1 I solemnly charge you in the presence of God and of Christ Jesus, who is to judge the living and the dead, and by His appearing and His kingdom:
2 preach the word; be ready in season and out of season; reprove, rebuke, exhort, with great patience and instruction.
3 For the time will come when they will not endure sound doctrine; but wanting to have their ears tickled, they will accumulate for themselves teachers in accordance to their own desires,
4 and will turn away their ears from the truth and will turn aside to myths. (II Timothy 4)
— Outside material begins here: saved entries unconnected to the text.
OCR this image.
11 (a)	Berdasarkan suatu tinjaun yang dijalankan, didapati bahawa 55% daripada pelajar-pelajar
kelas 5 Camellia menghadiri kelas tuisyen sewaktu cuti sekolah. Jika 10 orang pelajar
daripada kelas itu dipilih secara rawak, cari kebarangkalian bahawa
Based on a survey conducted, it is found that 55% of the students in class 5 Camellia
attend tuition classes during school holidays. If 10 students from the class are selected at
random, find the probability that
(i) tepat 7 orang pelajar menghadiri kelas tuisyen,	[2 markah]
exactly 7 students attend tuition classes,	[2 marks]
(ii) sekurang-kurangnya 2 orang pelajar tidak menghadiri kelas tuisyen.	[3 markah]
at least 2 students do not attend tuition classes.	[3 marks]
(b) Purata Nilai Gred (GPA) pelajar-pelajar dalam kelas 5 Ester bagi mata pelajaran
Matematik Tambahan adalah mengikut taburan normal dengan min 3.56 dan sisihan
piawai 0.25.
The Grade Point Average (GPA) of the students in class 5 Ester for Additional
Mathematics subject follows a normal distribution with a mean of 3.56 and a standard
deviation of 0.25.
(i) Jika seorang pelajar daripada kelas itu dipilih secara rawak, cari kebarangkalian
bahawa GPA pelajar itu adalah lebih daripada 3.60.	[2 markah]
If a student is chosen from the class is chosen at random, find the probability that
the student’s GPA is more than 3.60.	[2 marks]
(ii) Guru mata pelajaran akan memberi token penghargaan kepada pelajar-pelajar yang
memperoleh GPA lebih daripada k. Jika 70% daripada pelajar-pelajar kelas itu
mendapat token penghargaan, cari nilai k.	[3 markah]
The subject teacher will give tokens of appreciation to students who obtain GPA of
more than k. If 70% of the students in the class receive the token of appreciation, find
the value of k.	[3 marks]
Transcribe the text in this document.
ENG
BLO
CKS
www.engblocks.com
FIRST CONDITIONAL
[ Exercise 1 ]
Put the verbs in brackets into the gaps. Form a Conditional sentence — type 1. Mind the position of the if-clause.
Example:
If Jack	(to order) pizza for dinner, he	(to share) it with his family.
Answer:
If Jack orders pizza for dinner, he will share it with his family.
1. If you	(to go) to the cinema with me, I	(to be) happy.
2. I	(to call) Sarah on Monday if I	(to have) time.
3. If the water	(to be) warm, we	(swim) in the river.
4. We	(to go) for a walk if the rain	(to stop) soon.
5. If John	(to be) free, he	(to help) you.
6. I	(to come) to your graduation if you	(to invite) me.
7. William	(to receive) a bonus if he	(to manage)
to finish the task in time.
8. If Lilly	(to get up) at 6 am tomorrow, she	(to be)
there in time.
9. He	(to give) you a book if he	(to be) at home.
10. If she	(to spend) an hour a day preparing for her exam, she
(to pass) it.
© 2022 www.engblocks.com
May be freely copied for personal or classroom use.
As a pastor, Timothy is to preach the Word. Part of preaching the Word involves to reprove (showing people where they are wrong). Another part of preaching the Word is rebuking (correcting) people. In an elder form of government where the elders come from among the body and have spiritual authority over the pastors, a pastor will always be hesitant to rebuke, correct, and apply church discipline because the person corrected may later become and elder and take revenge. Unfortunately, I have seen the bad side of this. Worse, I have experienced the ugly side of this. I experienced a member under my spiritual authority get raised to the position of elder, with spiritual authority over me. As soon as he was given spiritual authority over me, he began to make accusations, unsubstantiated accusations without witnesses. Because he was under my authority and then given authority over me, the devil took a foothold and created all kinds of problems.
One solution is to have all pastors in a church with an elder form of government be recognized as elders, like the Bible teaches and, have the elders be pastors (shepherds). This is consistent with Biblical teaching. When we distinguish between the function of elders and pastors, we have strayed from the Biblical model.